Don’t just look at one year. Review how many years the company has paid dividends regularly. Consistent payments indicate financial stability.

5. Time your purchase appropriately

Your purchase cost affects your return rate. Investors buying at 50 baht will have a higher percentage return than those buying at 60 baht. It’s better to buy when prices drop rather than waiting for dividend announcements.

Steps to Buy Dividend Stocks

Step 1: Open a stock trading account with a securities company

Submit a copy of your ID card, a copy of your bank account page, and the account opening form. The securities company may also request proof of funds for trading.

Register for E-Dividend service simultaneously to ensure dividends are automatically transferred to your bank account when paid. This process takes about 1-5 business days for approval.

Step 2: Transfer funds into your account

Once your account is approved, transfer your investment funds to your stock account. This amount will serve as capital for trading and can be used immediately.

Step 3: Research and select dividend stocks

Before purchasing, study details about the companies you’re interested in. Track stock price movements using Watch List or technical analysis. When you find a good price, you can place an order.

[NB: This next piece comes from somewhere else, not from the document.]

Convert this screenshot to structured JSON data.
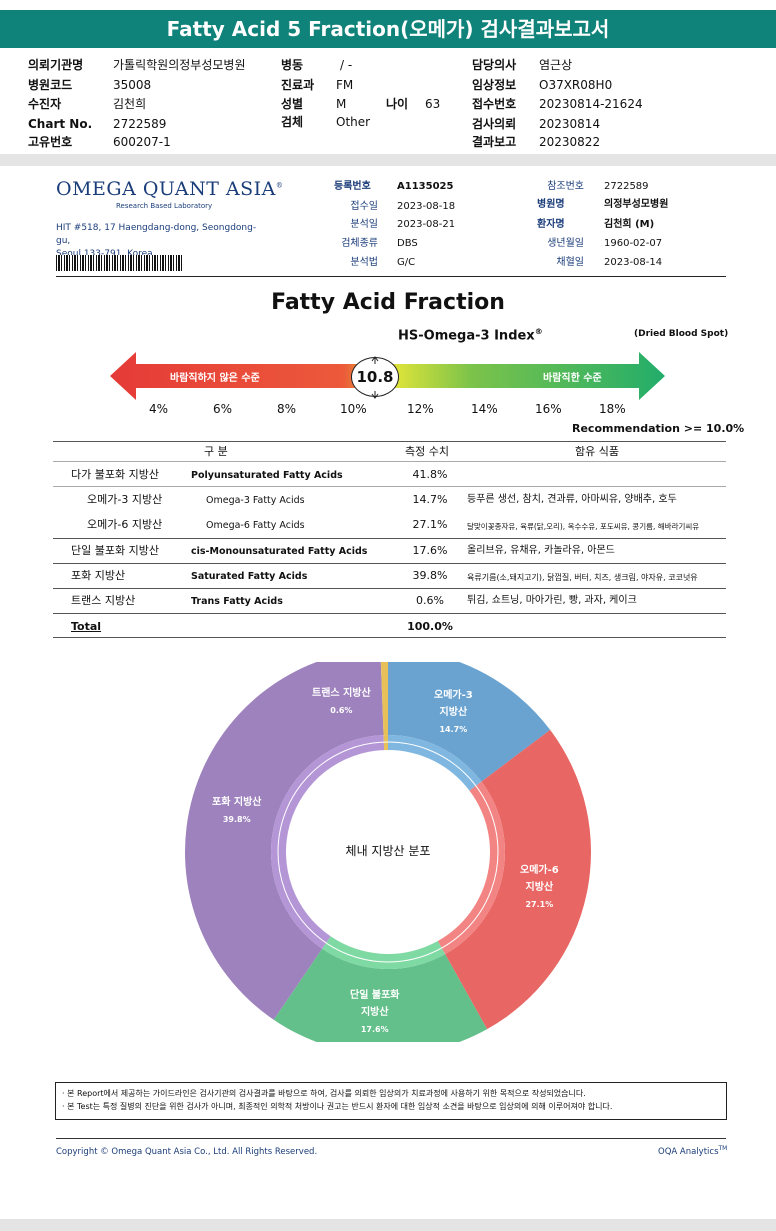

Step 4: Monitor performance

Regularly read the company’s financial reports. When the company announces good profits, dividends are likely to follow. Wait for the shareholders’ meeting approval and watch for the ex-dividend date, which indicates the last day to hold shares to receive dividends.

Step 5: Receive dividends

On the dividend payment date, cash will be transferred to your registered E-Dividend bank account within about a month. Dividends are subject to 10% withholding tax, which can be deducted from your annual income tax.

Common Investor Questions

Q: How long do I need to hold stocks to receive dividends?
A: There is no time condition. The key is to hold until the XD date (Exclude Dividend), which is the last day the company counts shareholders for dividend entitlement. Buying on or after the XD date means you will not receive the dividend.

Q: How do I know if a stock pays dividends?
A: You can check dividend payout ratio (Dividend Payout Ratio) or (Dividend Yield) on the stock exchange website. You can also look at the high dividend index, which compiles the 30 companies with the highest dividend payments.

Q: When is the best time to buy dividend stocks?
A: In an efficient market, stock prices already reflect available information. If you buy after dividends are announced, the price may have already increased. Therefore, buying before the earnings announcement when prices drop is a better timing strategy.

Summary

Investing in dividend stocks is a suitable strategy for those seeking a steady cash flow. At the same time, there is potential for capital appreciation. The key is selecting companies with strong fundamentals, reasonable payout ratios, and timing your purchases well. Following these principles, you can invest confidently in dividend stocks and avoid common pitfalls that beginner investors often encounter.